Shares are still down by about 21% in the last year, though they’ve improved by 5% in the last month alone. So now could be a great time to lock in a dividend yield before it climbs higher among other cheap stocks.
Slate Grocery REIT
Now if you’re not convinced about healthcare, you should certainly be convinced of passive income from a grocery store. But instead of choosing just one brand or another, I would consider Slate Grocery REIT (TSX:SGR.UN). Slate stock currently trades at a valuable 5.9 times earnings as of writing, and offers a dividend yield at 7.46%!
Again, this is a strong choice given the company’s focus on essential services. Instead of essential healthcare properties, it’s looking at essential food. It invests in grocery-anchored chains across the United States, and continues to pick up more properties quarter after quarter.
Shares are up 7% in the last month, and 15% in the last year! So, you actually get some protection from Slate stock, given that it continues to be supported even through inflation and rising interest rates.
Finally, Canadian Imperial Bank of Commerce (TSX:CM) is definitely one of the passive income buys among cheap stocks I would consider these days. It’s a Big Six Bank with provisions for loan losses helping them through this time of trouble with fewer loans coming in. This financial cushion has helped the company get through to the other side of an economic downturn before, and it will again.

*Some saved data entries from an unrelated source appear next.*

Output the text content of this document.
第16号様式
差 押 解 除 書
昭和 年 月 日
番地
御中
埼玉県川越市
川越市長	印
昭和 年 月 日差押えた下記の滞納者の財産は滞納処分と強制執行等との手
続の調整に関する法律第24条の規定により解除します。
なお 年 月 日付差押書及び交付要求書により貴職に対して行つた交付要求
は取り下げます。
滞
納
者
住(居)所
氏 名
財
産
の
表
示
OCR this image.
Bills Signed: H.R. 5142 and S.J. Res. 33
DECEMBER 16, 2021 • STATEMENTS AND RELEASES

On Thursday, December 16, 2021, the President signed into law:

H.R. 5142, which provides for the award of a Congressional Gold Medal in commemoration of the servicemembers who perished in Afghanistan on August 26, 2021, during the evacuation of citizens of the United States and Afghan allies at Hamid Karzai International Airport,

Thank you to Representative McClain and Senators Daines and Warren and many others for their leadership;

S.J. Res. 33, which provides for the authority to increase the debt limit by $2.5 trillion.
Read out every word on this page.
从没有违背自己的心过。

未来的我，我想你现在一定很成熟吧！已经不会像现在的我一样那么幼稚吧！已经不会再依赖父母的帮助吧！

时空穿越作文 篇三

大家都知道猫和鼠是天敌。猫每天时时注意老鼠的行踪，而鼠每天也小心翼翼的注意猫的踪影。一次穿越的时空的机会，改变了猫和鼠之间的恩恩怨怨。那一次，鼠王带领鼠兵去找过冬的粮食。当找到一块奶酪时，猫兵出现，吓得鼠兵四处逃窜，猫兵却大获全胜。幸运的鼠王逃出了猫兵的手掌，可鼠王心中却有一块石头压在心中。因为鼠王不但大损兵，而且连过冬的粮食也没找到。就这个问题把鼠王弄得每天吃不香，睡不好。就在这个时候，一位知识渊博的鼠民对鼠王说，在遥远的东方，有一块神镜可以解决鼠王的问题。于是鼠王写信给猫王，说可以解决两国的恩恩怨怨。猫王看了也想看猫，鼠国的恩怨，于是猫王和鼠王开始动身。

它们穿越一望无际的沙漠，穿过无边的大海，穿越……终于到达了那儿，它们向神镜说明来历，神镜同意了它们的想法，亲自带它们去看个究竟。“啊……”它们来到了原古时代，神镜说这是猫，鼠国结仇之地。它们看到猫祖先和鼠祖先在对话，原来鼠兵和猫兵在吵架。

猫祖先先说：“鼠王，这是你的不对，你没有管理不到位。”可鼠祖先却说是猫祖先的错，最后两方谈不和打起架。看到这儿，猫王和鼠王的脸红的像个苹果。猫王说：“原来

CIBC stock is therefore a huge deal, trading at just 9.1 times earnings and with a dividend yield at 5.72%. And honestly, it’s probably the best deal among the Big Six Banks right now. That’s because it offers the highest dividend when considering its share price, and after a stock split last year that share price is quite low.
Shares are starting to recover a bit, with CIBC stock up over 11% in the last month alone. However, it’s again still down by about 20% in the last year. So, you can still pick it up for a major deal and see it eventually reach those pre-fall share prices once more.